The board assigns ratings to games based on their content, using judgment similar to the motion picture rating systems used in many countries, using a combination of six age-based levels intended to aid consumers in determining a game's content and suitability, along with a system of "content descriptors" which detail specific types of content present in a particular game. More recently, the ratings also include descriptors for games with online interactivity or in-game monetization. The ratings are determined by a combination of material provided by the game's publisher in both questionnaires and video footage of the game, and a review of this material by a panel of reviewers who assign it a rating. The ratings are designed towards parents so they can make informed decisions about purchasing games for their children. Once a game is rated, the ESRB maintains a code of ethics for the advertising and promotion of video games—ensuring that marketing materials for games are targeted to appropriate audiences.
The ESRB ratings system is enforced via the voluntary leverage of the North American video game and retail industries for physical releases; most stores require customers to present photo identification when purchasing games carrying the ESRB's highest age ratings, and do not stock games which have not been rated. Additionally, major console manufacturers will not license games for their systems unless they carry ESRB ratings, while console manufacturers and most stores will refuse to stock games that the ESRB has rated as being appropriate for adults only. More recently, the ESRB began offering a system to automatically assign ratings for digitally-distributed games and mobile apps, which utilizes a survey answered by the product's publisher as opposed to a manual assessment by ESRB staff, allowing online storefronts to filter and restrict titles based on the ESRB. Through the International Age Rating Coalition (IARC), this method can generate equivalent ratings for other territories. Alongside its game rating operation, the ESRB also provides certification services for online privacy on websites and mobile apps. There have been attempts to pass federal and state laws to force retailers into compliance with the ESRB, but the 2011 Supreme Court case Brown v. Entertainment Merchants Association ruled that video games are protected speech, and such laws are unconstitutional.

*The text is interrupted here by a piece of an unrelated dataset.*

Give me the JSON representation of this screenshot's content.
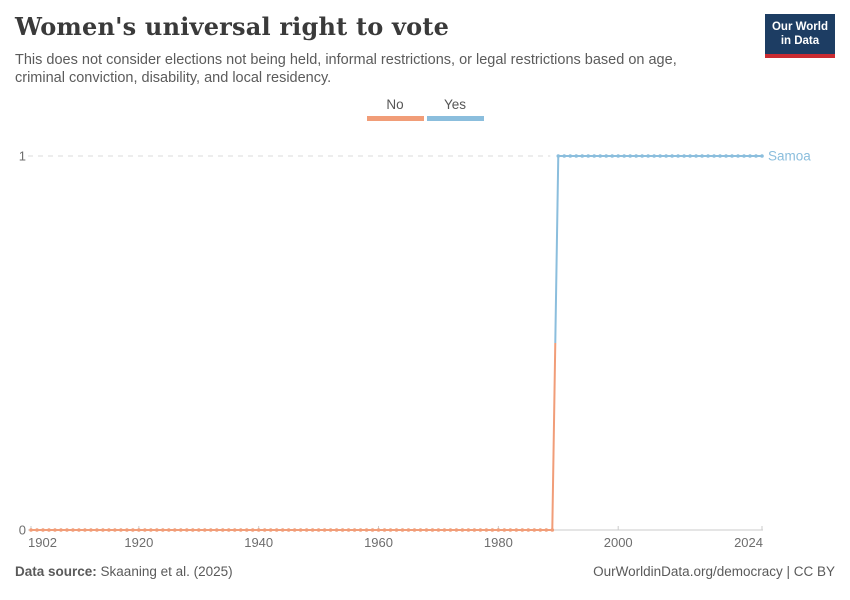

Due to the level of consumer and retail awareness of the ratings system, along with the organization's efforts to ensure that retailers comply with the ratings system and that publishers comply with its marketing code, the ESRB has considered its system to be effective, and was praised by the Federal Trade Commission for being the "strongest" self-regulatory organization in the entertainment sector. Despite its positive reception, the ESRB has still faced criticism from politicians and other watchdog groups for the structure of its operations, particularly in the wake of a 2005 incident that surrounded the organization's handling of "hidden", objectionable content in Grand Theft Auto: San Andreas which could be accessed using a user-created modification.

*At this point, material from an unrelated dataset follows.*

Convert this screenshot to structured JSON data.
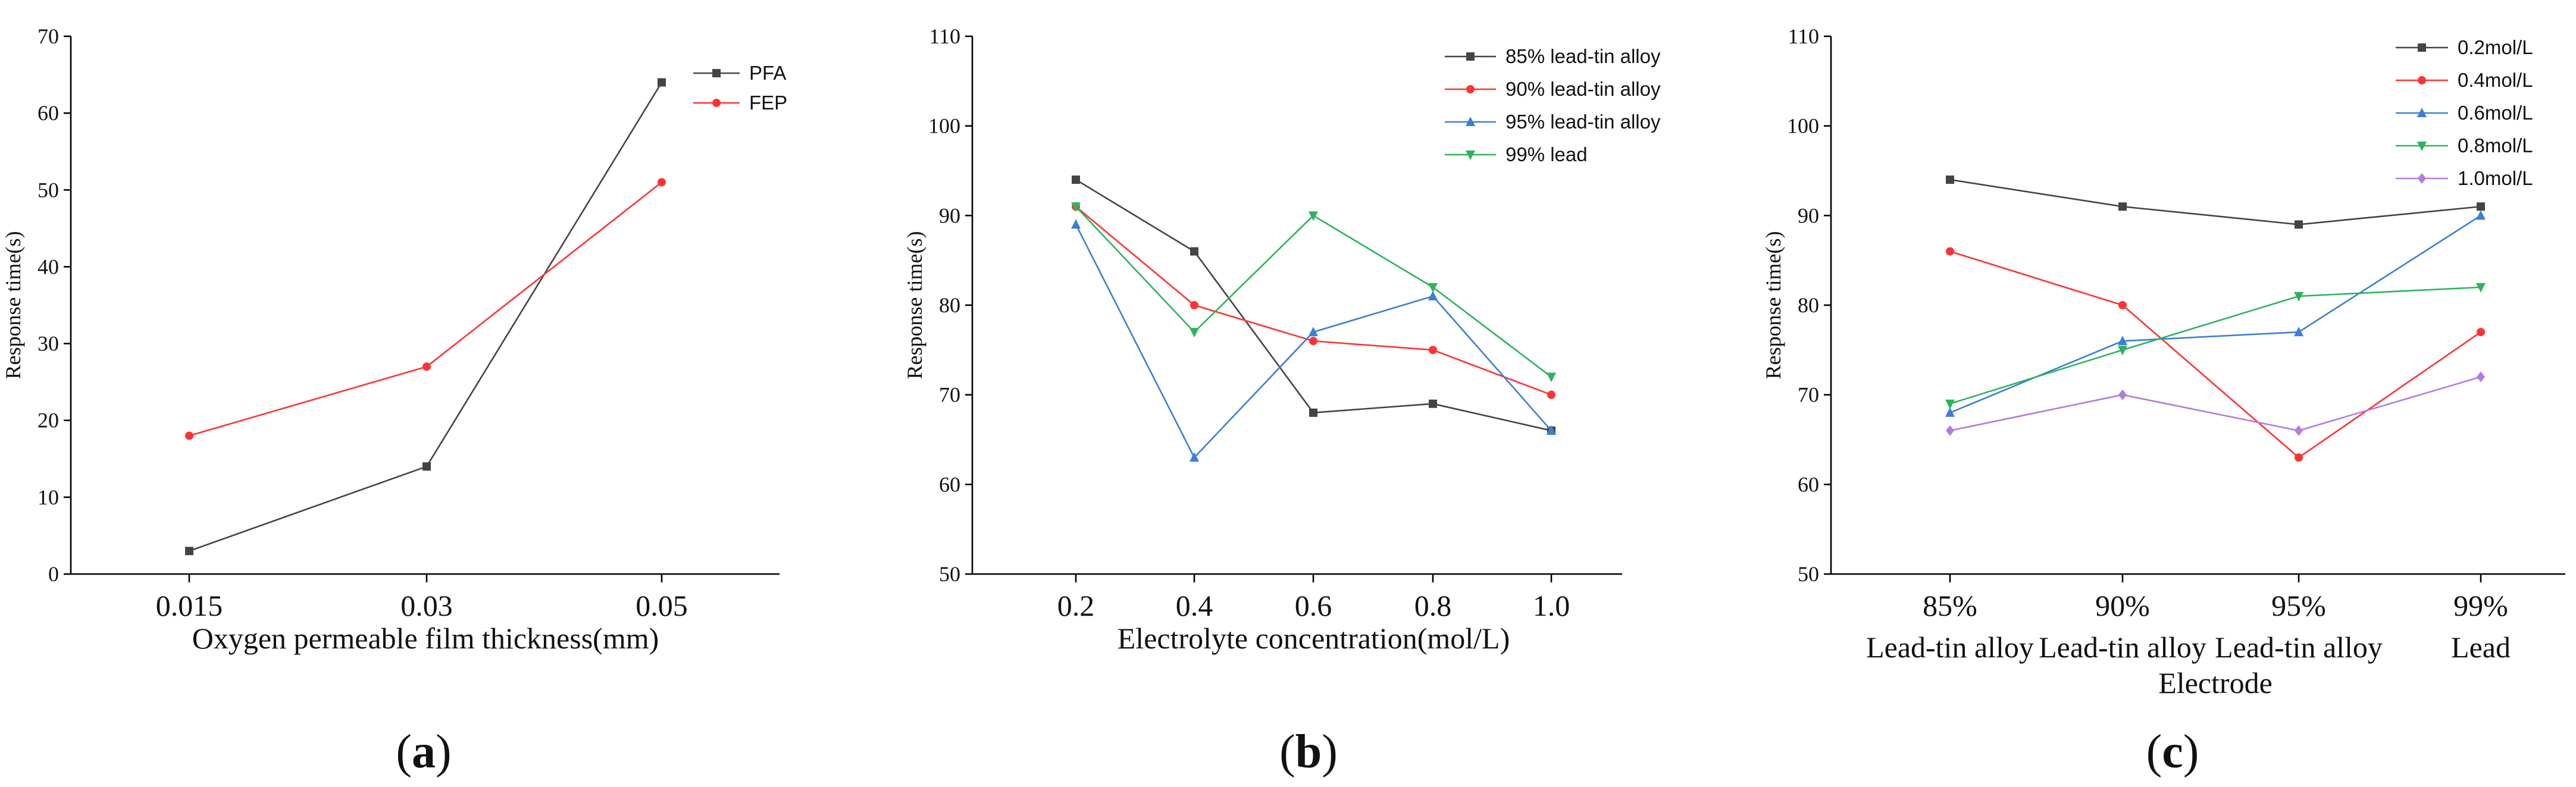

The ESRB has been accused of having a conflict of interest because of its vested interest in the video game industry, and that it does not rate certain games, such as the Grand Theft Auto series, harshly enough for their violent or sexual content in order to protect their commercial viability. Contrarily, other critics have argued that, at the same time, the ESRB rates certain games too strongly for their content, and that its influence has stifled the viability of adult-oriented video games due to the board's restrictions on how they are marketed and sold.